By Dr. Sharadh Sampath
Finance Minister Carole James will bring down the province’s budget on February 20. The vast range of programs and services delivered by the provincial government must make the drafting of a budget an incredibly challenging task, balancing myriad needs with always limited resources.
However, there is one thing the minister could include in her budget that would not only save money but would save and improve the lives of British Columbians too.
Right now, the government of B.C. annually funds 400 bariatric-surgery procedures, far and away the most effective curative for obesity. It is also the only treatment option that can be curative for Type 2 diabetes. Each surgery—including pre-op conditioning and post-op supports—costs $13,000. That’s $5.2 million a year. By contrast, $1.4 billion is spent each year on the complications from obesity, including diabetes, hypertension, heart disease, osteoarthritis, and cancer.
Of course, increasing the number of surgeries won’t eliminate all of that $1.4 billion—but it will pay for itself in every case where patients are costing the health-care system more money than the surgery costs.
The wait list to enter a bariatric-surgery program now stands at 28 months—with another six to nine months before patients are ready for surgery. No other wait list in the province, surgical or medical, is that long. This kind of delay would never be tolerated for joint replacements, hernia surgery, cataract replacement, or any other condition. So why is it okay for a patient suffering from obesity?

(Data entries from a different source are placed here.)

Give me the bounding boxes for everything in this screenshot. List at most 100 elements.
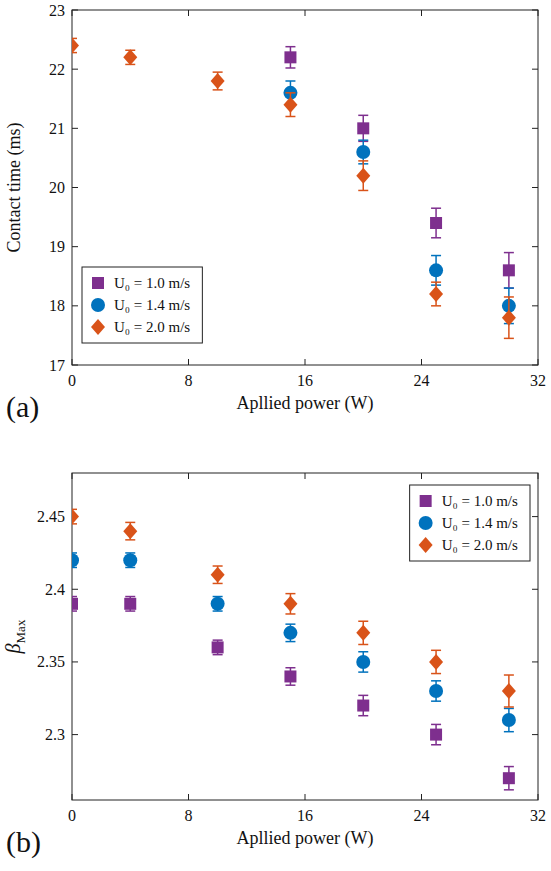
- error-cap: [504, 252, 514, 254]
- point: [429, 654, 443, 670]
- error-cap: [285, 46, 295, 48]
- x-tick-label: 32: [530, 807, 546, 824]
- error-cap: [285, 116, 295, 118]
- error-cap: [125, 610, 135, 612]
- error-cap: [213, 583, 223, 585]
- x-tick: [421, 473, 422, 479]
- legend-label: U₀ = 2.0 m/s: [442, 537, 518, 553]
- y-tick: [72, 365, 78, 366]
- error-cap: [431, 650, 441, 652]
- point: [357, 700, 369, 712]
- x-axis-title: Apllied power (W): [237, 393, 374, 414]
- error-cap: [358, 115, 368, 117]
- x-tick: [72, 359, 73, 365]
- y-tick: [72, 246, 78, 247]
- legend: U₀ = 1.0 m/sU₀ = 1.4 m/sU₀ = 2.0 m/s: [82, 267, 202, 343]
- y-tick: [532, 246, 538, 247]
- error-cap: [125, 539, 135, 541]
- error-cap: [213, 654, 223, 656]
- panel-label: (a): [6, 390, 39, 424]
- x-tick: [421, 10, 422, 16]
- y-tick: [532, 734, 538, 735]
- error-bar: [213, 640, 223, 655]
- point: [211, 567, 225, 583]
- y-tick-label: 21: [49, 120, 65, 137]
- point: [430, 217, 442, 229]
- series: [72, 553, 516, 732]
- x-tick-label: 32: [530, 372, 546, 389]
- error-bar: [504, 767, 514, 790]
- error-cap: [125, 522, 135, 524]
- series: [284, 47, 514, 288]
- legend-box: [82, 267, 202, 343]
- x-tick: [421, 359, 422, 365]
- error-cap: [285, 623, 295, 625]
- x-tick: [188, 794, 189, 800]
- point: [72, 598, 78, 610]
- point: [429, 263, 443, 277]
- x-tick-label: 8: [185, 807, 193, 824]
- y-tick: [532, 128, 538, 129]
- point: [284, 670, 296, 682]
- error-cap: [431, 700, 441, 702]
- y-tick: [532, 187, 538, 188]
- point: [283, 97, 297, 113]
- y-tick: [72, 69, 78, 70]
- x-tick-label: 8: [185, 372, 193, 389]
- point: [72, 553, 79, 567]
- panel: 0816243217181920212223Apllied power (W)C…: [4, 2, 546, 425]
- error-cap: [72, 610, 77, 612]
- x-tick: [72, 473, 73, 479]
- y-tick: [532, 589, 538, 590]
- legend-label: U₀ = 2.0 m/s: [114, 319, 190, 335]
- point: [123, 523, 137, 539]
- x-tick-label: 24: [414, 807, 430, 824]
- error-cap: [358, 715, 368, 717]
- x-tick: [188, 473, 189, 479]
- legend-marker: [419, 516, 433, 530]
- point: [430, 729, 442, 741]
- y-tick: [72, 589, 78, 590]
- legend-marker: [419, 537, 433, 553]
- plot-frame: [72, 473, 538, 800]
- point: [124, 598, 136, 610]
- x-tick: [538, 10, 539, 16]
- x-tick-label: 0: [68, 372, 76, 389]
- error-bar: [504, 253, 514, 289]
- point: [503, 264, 515, 276]
- x-tick: [305, 359, 306, 365]
- point: [357, 122, 369, 134]
- panel: 081624322.32.352.42.45Apllied power (W)β…: [2, 473, 546, 859]
- series: [72, 597, 515, 790]
- x-tick: [72, 794, 73, 800]
- y-axis-title-part: β: [2, 643, 25, 654]
- error-bar: [72, 597, 77, 612]
- error-bar: [285, 47, 295, 68]
- y-tick-label: 23: [49, 2, 65, 19]
- legend-marker: [91, 319, 105, 335]
- error-cap: [358, 671, 368, 673]
- y-tick-label: 19: [49, 238, 65, 255]
- series: [283, 81, 515, 324]
- error-cap: [358, 620, 368, 622]
- error-cap: [431, 305, 441, 307]
- error-cap: [504, 708, 514, 710]
- error-cap: [504, 338, 514, 340]
- error-cap: [285, 92, 295, 94]
- error-cap: [504, 287, 514, 289]
- y-tick-label: 2.45: [37, 508, 65, 525]
- y-tick-label: 2.4: [45, 581, 65, 598]
- y-tick-label: 2.3: [45, 726, 65, 743]
- panel-label: (b): [6, 825, 41, 859]
- error-cap: [358, 139, 368, 141]
- point: [283, 626, 297, 640]
- x-axis-title: Apllied power (W): [237, 828, 374, 849]
- y-tick: [532, 69, 538, 70]
- point: [502, 713, 516, 727]
- x-tick: [305, 794, 306, 800]
- point: [123, 49, 137, 65]
- error-bar: [431, 208, 441, 238]
- y-tick: [72, 187, 78, 188]
- y-tick: [72, 734, 78, 735]
- x-tick: [305, 473, 306, 479]
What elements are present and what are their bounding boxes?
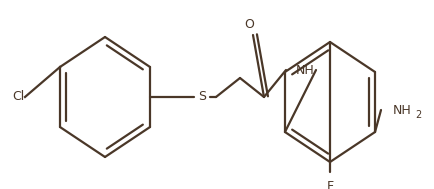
Text: NH: NH bbox=[295, 64, 314, 77]
Text: 2: 2 bbox=[414, 110, 420, 120]
Text: NH: NH bbox=[392, 104, 411, 116]
Text: Cl: Cl bbox=[12, 91, 24, 104]
Text: S: S bbox=[197, 91, 206, 104]
Text: O: O bbox=[243, 18, 253, 31]
Text: F: F bbox=[326, 180, 333, 189]
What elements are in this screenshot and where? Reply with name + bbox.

I have been performing bariatric surgeries for a number of years, and my experience tells me that people with obesity are blamed for their condition. Obesity may be our last acceptable prejudice.
As a society, we have evolved so that people with mental illnesses are respected and treated with the same care as an individual with any other condition, not told to “cheer up” or blamed for not being “strong” enough to overcome their illness. So why would we tolerate the idea that people with obesity—a condition that disproportionately affects women, persons with disabilities, those in low socioeconomic strata, Indigenous people, and people with histories of abuse, mental-health disorders, and substance abuse—should be left to manage their struggles alone?
In medicine, we have a term for it: weight bias. It’s a prejudice that allows doctors and others to dismiss the underlying physiological and psychological causes by throwing blame back on the patient. You’ve probably heard (or said, or thought) something along this line: Why couldn’t that person have a bit more self-control? Why couldn’t they eat a little less and walk a little more? Some of us may even have thought that obesity is a result of laziness, gluttony or weakness.
I can tell you there’s nothing lazy or weak about my patients. Most have tried every diet under the sun. They’ve lost and regained the same 100 pounds more times than they can count. They struggle against a complex interplay of gut-hormones acting on centres in the brain with social stressors such as abuse, poverty and discrimination piling on. All these forces pull us back to our metabolic set point—which in patients who are obese is a dangerous weight that leads to additional medical conditions that can debilitate or kill them—and cost the health-care system enormously in the process.
We British Columbians pride ourselves on being the most inclusive and accepting province in a country that is known as being pretty nice, overall. But the fact is, we are inclusive and tolerant until we aren’t. Because although we won’t tolerate bigotry and discrimination on the basis of race, religion, gender, or sexual orientation, we’re still not great when it comes to people who suffer from obesity.
The provincial budget process must be incredibly intricate, a puzzle the complexity of which I cannot imagine. I do know, though, that funding more bariatric surgeries is one of those win-win options that can save lives and money at the same time. Other provinces recognize the false economy inherent in severely limiting the number of procedures. Per capita, Alberta funds twice as many bariatric procedures as B.C., Ontario triple the number, and Quebec five times as many.
As the finance minister, the health minister, the premier, and others in the budget process complete their work in the next few weeks, I hope that they will consider what is a comparatively small budget item for more bariatric surgeries—an expenditure that will pay for itself while saving the lives of my patients.